JULY 21, 2021
Questions & Answers: FDA’s Work on Potential Causes of Non-Hereditary DCM in Dogs
1. What is canine dilated cardiomyopathy (DCM) and how does non-hereditary DCM differ from the genetic form?
Historically, DCM has been primarily linked to a genetic predisposition in certain breeds, but emerging science appears to indicate that non-hereditary forms of DCM occur in dogs as a complex medical condition that may be affected by the interplay of multiple factors such as genetics, underlying medical conditions, and diet.
2. How many cases have been reported to the FDA?
Between January 1, 2014 and July 31, 2020, the FDA received more than 1100 case reports of diagnosed dilated cardiomyopathy in dogs.
3. Do the diets associated with cases of non-hereditary DCM appear to have any commonalities?
The FDA does not know the specific connection between these diets and cases of non-hereditary DCM and is continuing to explore the role of genetics, underlying medical conditions, and/or other factors.
4. Is this an issue with only grain-free diets or diets containing legumes or pulses?
No.

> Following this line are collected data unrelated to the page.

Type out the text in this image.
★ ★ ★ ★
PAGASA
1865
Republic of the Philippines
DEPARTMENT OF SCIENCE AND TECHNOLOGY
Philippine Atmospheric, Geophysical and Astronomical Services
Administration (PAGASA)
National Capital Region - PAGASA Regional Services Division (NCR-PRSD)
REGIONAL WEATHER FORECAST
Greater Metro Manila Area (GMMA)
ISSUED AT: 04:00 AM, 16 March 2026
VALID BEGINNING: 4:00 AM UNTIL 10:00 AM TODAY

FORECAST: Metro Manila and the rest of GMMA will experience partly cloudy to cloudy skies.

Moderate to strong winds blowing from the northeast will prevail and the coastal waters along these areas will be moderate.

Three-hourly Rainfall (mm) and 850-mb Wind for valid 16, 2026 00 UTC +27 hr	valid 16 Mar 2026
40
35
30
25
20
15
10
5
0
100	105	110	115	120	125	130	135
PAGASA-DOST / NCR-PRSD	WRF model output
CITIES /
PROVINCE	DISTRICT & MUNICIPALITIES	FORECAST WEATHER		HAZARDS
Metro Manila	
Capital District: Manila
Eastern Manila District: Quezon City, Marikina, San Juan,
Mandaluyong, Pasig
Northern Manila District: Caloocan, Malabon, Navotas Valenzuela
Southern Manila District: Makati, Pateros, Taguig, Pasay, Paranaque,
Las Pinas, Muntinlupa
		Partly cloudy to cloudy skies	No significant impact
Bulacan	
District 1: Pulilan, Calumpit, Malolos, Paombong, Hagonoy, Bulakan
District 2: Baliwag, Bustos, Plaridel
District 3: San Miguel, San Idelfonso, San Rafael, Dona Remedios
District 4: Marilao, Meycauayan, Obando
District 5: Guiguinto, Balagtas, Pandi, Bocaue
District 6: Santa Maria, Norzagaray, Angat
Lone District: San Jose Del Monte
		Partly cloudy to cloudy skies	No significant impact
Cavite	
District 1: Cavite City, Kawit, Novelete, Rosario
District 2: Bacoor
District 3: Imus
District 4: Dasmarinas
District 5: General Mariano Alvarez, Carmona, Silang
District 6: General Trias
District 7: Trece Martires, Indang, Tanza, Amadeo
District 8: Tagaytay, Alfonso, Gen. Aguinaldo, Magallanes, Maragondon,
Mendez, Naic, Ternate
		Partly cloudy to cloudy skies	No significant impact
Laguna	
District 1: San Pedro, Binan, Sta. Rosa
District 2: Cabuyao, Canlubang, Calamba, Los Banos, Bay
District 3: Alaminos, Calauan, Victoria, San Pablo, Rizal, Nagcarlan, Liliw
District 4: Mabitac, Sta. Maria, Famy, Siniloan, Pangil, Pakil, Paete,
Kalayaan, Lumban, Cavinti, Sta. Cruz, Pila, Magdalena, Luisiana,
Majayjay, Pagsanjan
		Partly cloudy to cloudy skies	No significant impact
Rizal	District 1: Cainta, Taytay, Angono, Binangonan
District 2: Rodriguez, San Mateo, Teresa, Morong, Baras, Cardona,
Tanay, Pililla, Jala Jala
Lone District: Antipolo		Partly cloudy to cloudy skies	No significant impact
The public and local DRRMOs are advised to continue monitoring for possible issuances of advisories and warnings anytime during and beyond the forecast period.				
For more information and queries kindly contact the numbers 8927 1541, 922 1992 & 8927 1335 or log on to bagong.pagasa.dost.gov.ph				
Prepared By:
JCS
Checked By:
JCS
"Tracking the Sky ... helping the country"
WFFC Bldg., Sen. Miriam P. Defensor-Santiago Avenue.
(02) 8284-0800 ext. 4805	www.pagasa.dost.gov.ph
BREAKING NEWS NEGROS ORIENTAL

FDA has received reports of non-hereditary DCM associated with both grain-free and grain-containing diets. Most of the diets associated with reports of non-hereditary DCM have non-soy legumes and pulses (e.g., peas, lentils, etc.) high in their ingredient lists. However, it is important to note that legumes and pulses have been used in pet foods for many years, with no evidence to indicate they are inherently dangerous.
Additional Information from JAS below.
Review of canine dilated cardiomyopathy in the wake of diet-associated concerns
Published 15 June 2020
Access this full article here.
"Recently, a correlation between diets with specific characteristics, such as, but not limited to, containing legumes, grain-free, novel protein sources and ingredients, and smaller manufactured brands to DCM has come under scrutiny by academic researchers and the FDA. The use of the acronym “BEG” and its association with DCM are without merit because there is no definitive evidence in the literature. At this time, information distributed to the veterinary community and the general public has been abbreviated synopses of case studies, with multiple variables and treatments, incomplete medical information, and conflicting medical data and opinions from veterinary nutrition influencers. Also, in past literature, sampling bias, overrepresentation of subgroups, and confounding variables in the data weaken this hypothesis. Additionally, based on current literature, the incidence of DCM in the overall dog population is estimated to be between 0.5% and 1.3% in the United States. However, the FDA case numbers (560 dogs) are well below the estimated prevalence. Therefore, it is impossible to draw any definitive conclusions, in these cases, linking specific diets or specific ingredients to DCM.
DCM is a multifactorial medical condition with many proven etiologies and potential causes contributing to the development of the disease. Therefore, prospective studies investigating, not only diet, but also infection, metabolism, and genetic involvement, must be conducted. In hopes of better understanding a potential correlation with diets to DCM, more objective data need to be collected and analyzed, without sampling bias and confounding factors. While determining the cause of recently reported cases of cardiac disease is of the utmost importance, based on this review of the current literature, there is no definitive relationship these implicated diet characteristics and DCM."